Unfortunately, like so many tempting things, credit card debt can be bad for your financial health. It is one of the most expensive ways to borrow money, and big balances on your credit report can hurt when you apply for a home loan or a car loan. Also, in today’s uncertain economy, the last thing you need is high-interest debt that can jeopardize your ability to keep up with payments.
That is why one of your smartest financial moves might be to start paying down your credit card debt. Some people do this by taking out a home equity loan; others try debt consolidation. Neither of these strategies is without risk. You might want to talk to a reputable nonprofit debt counseling service before you adopt a plan. You can receive impartial advice on your financial strategy and useful practical tips too.

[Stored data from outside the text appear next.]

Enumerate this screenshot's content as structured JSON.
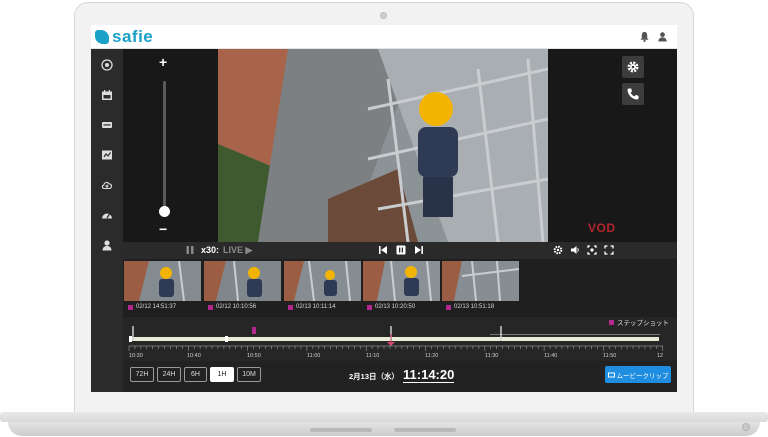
{
  "app": {
    "logo_text": "safie"
  },
  "zoom": {
    "plus": "+",
    "minus": "−"
  },
  "player": {
    "speed": "x30:",
    "live": "LIVE ▶",
    "vod": "VOD"
  },
  "thumbnails": [
    {
      "label": "02/12 14:51:37"
    },
    {
      "label": "02/12 10:10:56"
    },
    {
      "label": "02/13 10:11:14"
    },
    {
      "label": "02/13 10:20:50"
    },
    {
      "label": "02/13 10:51:18"
    }
  ],
  "timeline": {
    "snapshot_label": "ステップショット",
    "tick_labels": [
      "10:30",
      "10:40",
      "10:50",
      "11:00",
      "11:10",
      "11:20",
      "11:30",
      "11:40",
      "11:50",
      "12"
    ]
  },
  "range_buttons": [
    "72H",
    "24H",
    "6H",
    "1H",
    "10M"
  ],
  "range_selected": "1H",
  "clock": {
    "date": "2月13日（水）",
    "time": "11:14:20"
  },
  "movie_clip_label": "ムービークリップ",
  "colors": {
    "brand": "#1ba0c8",
    "vod": "#b3262b",
    "accent_button": "#1f8ee0",
    "marker": "#b2288f"
  }
}
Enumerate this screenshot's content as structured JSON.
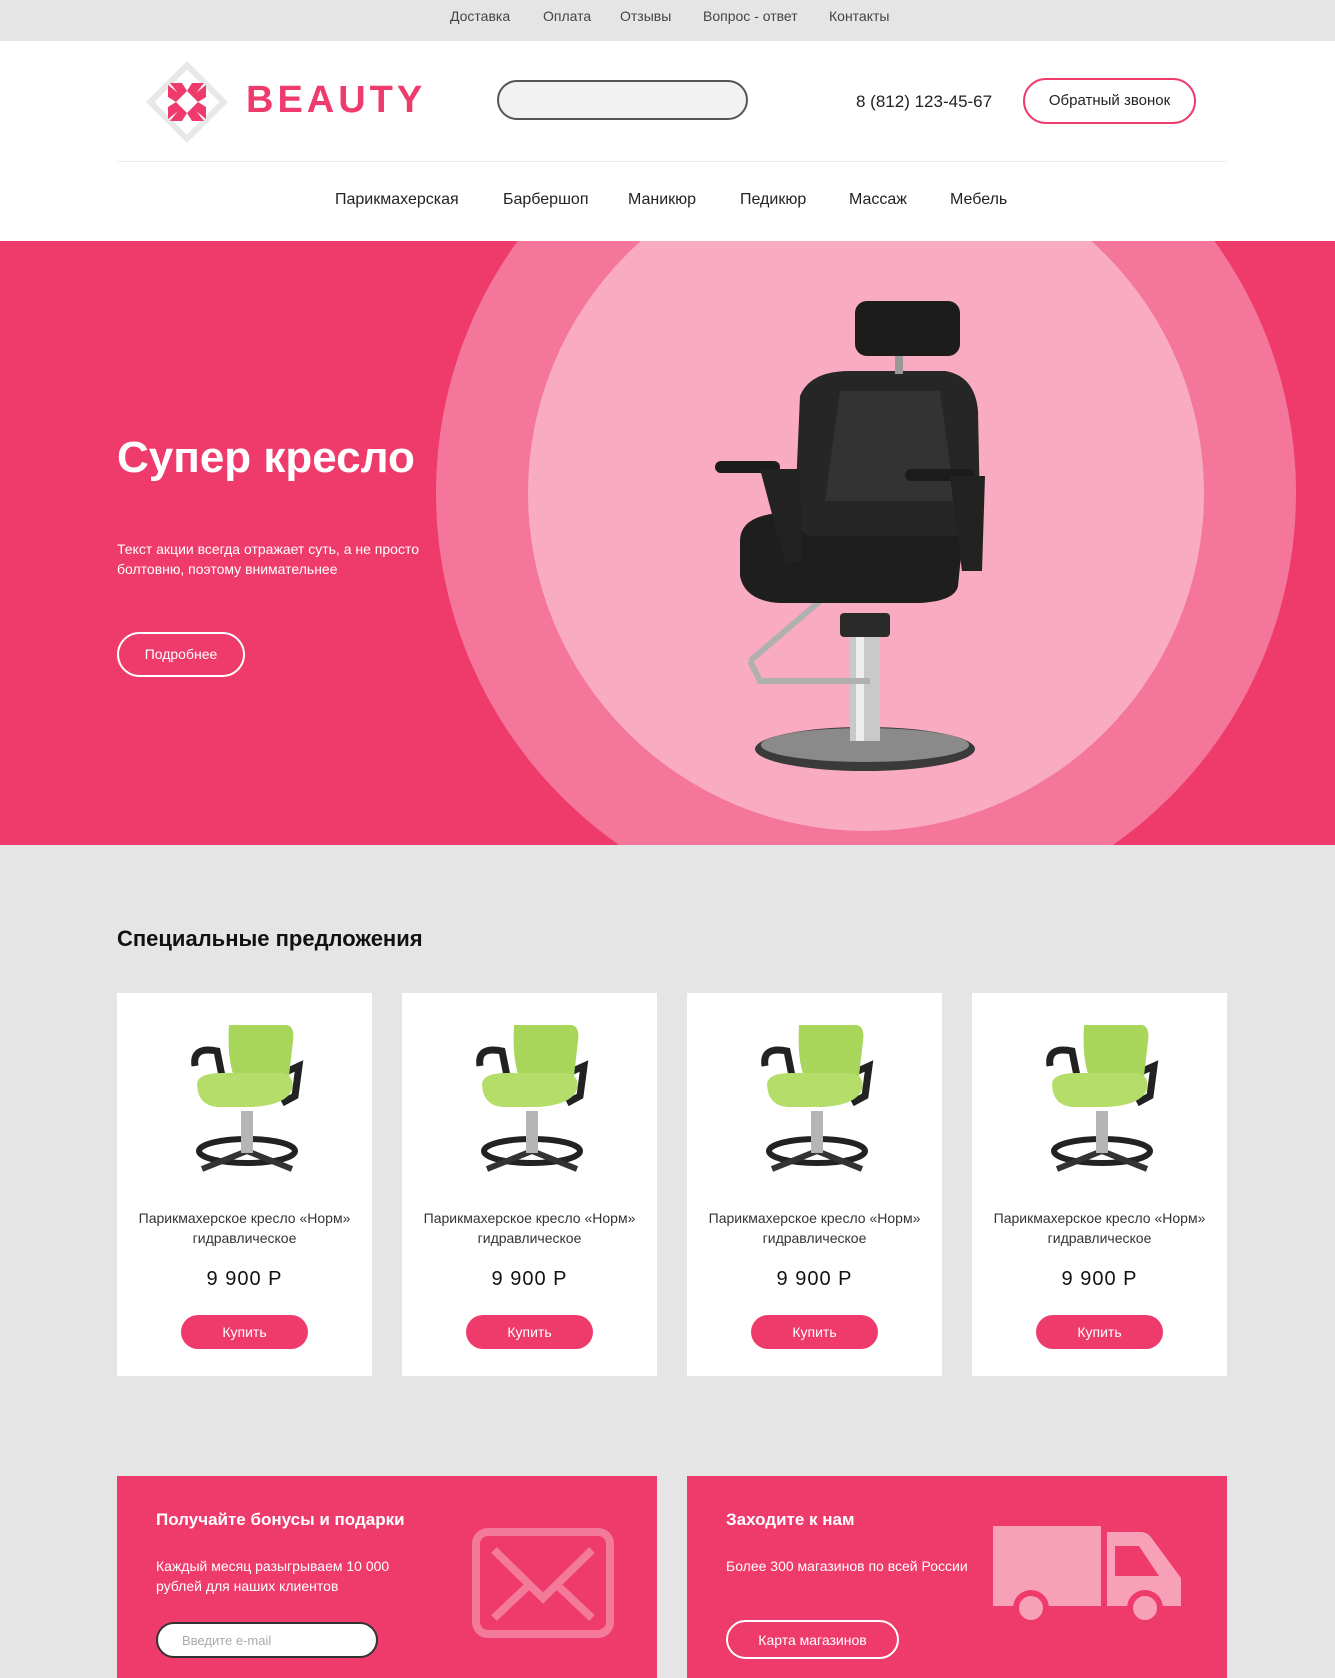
{
  "topnav": [
    "Доставка",
    "Оплата",
    "Отзывы",
    "Вопрос - ответ",
    "Контакты"
  ],
  "header": {
    "logo_text": "BEAUTY",
    "phone": "8 (812) 123-45-67",
    "callback_label": "Обратный звонок"
  },
  "nav": [
    "Парикмахерская",
    "Барбершоп",
    "Маникюр",
    "Педикюр",
    "Массаж",
    "Мебель"
  ],
  "hero": {
    "title": "Супер кресло",
    "text": "Текст акции всегда отражает суть, а не просто болтовню, поэтому внимательнее",
    "button": "Подробнее"
  },
  "offers": {
    "title": "Специальные предложения",
    "products": [
      {
        "name": "Парикмахерское кресло «Норм» гидравлическое",
        "price": "9 900 Р",
        "buy": "Купить"
      },
      {
        "name": "Парикмахерское кресло «Норм» гидравлическое",
        "price": "9 900 Р",
        "buy": "Купить"
      },
      {
        "name": "Парикмахерское кресло «Норм» гидравлическое",
        "price": "9 900 Р",
        "buy": "Купить"
      },
      {
        "name": "Парикмахерское кресло «Норм» гидравлическое",
        "price": "9 900 Р",
        "buy": "Купить"
      }
    ]
  },
  "promo_bonus": {
    "title": "Получайте бонусы и подарки",
    "text": "Каждый месяц разыгрываем 10 000 рублей для наших клиентов",
    "email_placeholder": "Введите e-mail",
    "icon": "envelope-icon"
  },
  "promo_stores": {
    "title": "Заходите к нам",
    "text": "Более 300 магазинов по всей России",
    "button": "Карта магазинов",
    "icon": "truck-icon"
  },
  "colors": {
    "accent": "#ef3b6c",
    "hero_ring": "#f4769a",
    "hero_inner": "#f8abc1",
    "product_green": "#a8d65a",
    "background": "#e5e5e5"
  }
}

One way to get a handle on your debt is to list the outstanding balance and the interest rate on each of your cards. Then make the largest monthly payment you can afford on the card with the highest interest, while keeping up the minimum payments on all your other cards. Once you have paid off the first card, don’t use it again. Repeat the process for the card with the next highest interest rate, etc. In the meantime, don’t hesitate to call your credit card companies and try to negotiate lower interest rates.
Paying off your credit cards will take time and will likely require a change in your spending habits. But the effect on your financial health will be well worth the effort.